The home improvement program will be funded at $100,000. Miller said the deadline for the program was last Friday, and that he received 25 applications, 18 of which have been preliminarily screened as eligible. He said the program currently has enough money to do work on four homes, and new funding will allow them to do four additional homes. A lottery will be held on May 4 to draw names from eligible entries.
“When we had a lot more money in the 90’s, we did a couple of hundred home improvements,” Miller said. He added that he is excited about bringing back the program. Neither infrastructure improvements nor housing will be cut in the contingency plan.
The last area of funding is spot blight removal, which was given a $45,000 allocation in the action plan and $0 in the contingency plan. Miller said the city is considering assisting the Westfield Redevelopment Authority with the demolition of the bowling alley, which they just purchased, or painting a couple of buildings on Elm Street.
Miller said that only one comment was received on the action plan during the 30 day comment period, and that came from the mayor and the police department with a request that some money be allocated for zoning and sanitary code enforcement. Miller said that will be considered, and if allocated would likely come from the infrastructure and spot blight removal funding.
Miller then opened the floor to comments from those present at the meeting.
Alice Flyte suggested that CDBG funds be used for access ramps to the Columbia Greenway Rail Trail in the riverfront area. She said since the trail crosses those neighborhoods, it would be important to allow access to it.
Miller said the challenge would be the regulations relative to the levee system.
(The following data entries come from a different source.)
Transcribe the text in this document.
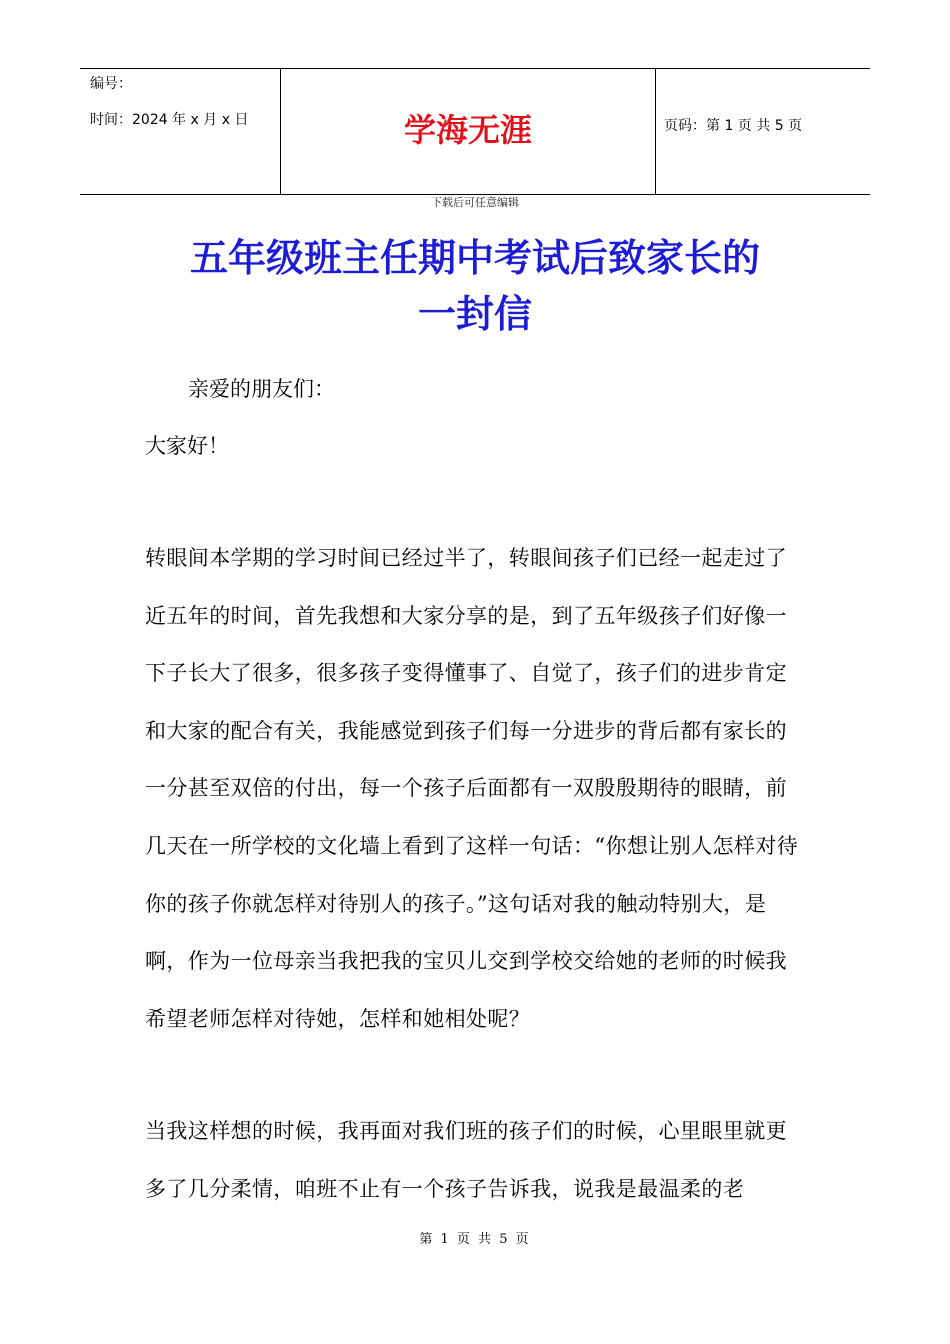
编号：
时间：2024 年 x 月 x 日	学海无涯	页码：第 1 页 共 5 页
下载后可任意编辑
五年级班主任期中考试后致家长的
一封信
亲爱的朋友们：
大家好！
转眼间本学期的学习时间已经过半了，转眼间孩子们已经一起走过了近五年的时间，首先我想和大家分享的是，到了五年级孩子们好像一下子长大了很多，很多孩子变得懂事了、自觉了，孩子们的进步肯定和大家的配合有关，我能感觉到孩子们每一分进步的背后都有家长的一分甚至双倍的付出，每一个孩子后面都有一双殷殷期待的眼睛，前几天在一所学校的文化墙上看到了这样一句话：“你想让别人怎样对待你的孩子你就怎样对待别人的孩子。”这句话对我的触动特别大，是啊，作为一位母亲当我把我的宝贝儿交到学校交给她的老师的时候我希望老师怎样对待她，怎样和她相处呢？
当我这样想的时候，我再面对我们班的孩子们的时候，心里眼里就更多了几分柔情，咱班不止有一个孩子告诉我，说我是最温柔的老
第 1 页 共 5 页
He said the ramps would have to be designed with the FEMA levees in mind.
Flyte also said that restrooms in the public park planned for the riverside would be a good investment.
Miller said the restrictions on the program require that improvements benefit low to moderate income neighborhoods. He said the ramps would be a direct benefit, whereas the public restrooms would be a citywide benefit.
The public comment period on the action plan ends Friday at 4 p.m. Miller said he expects to hear about the city’s allocation in the next couple of weeks, depending on what happens in the U.S. House of Representatives.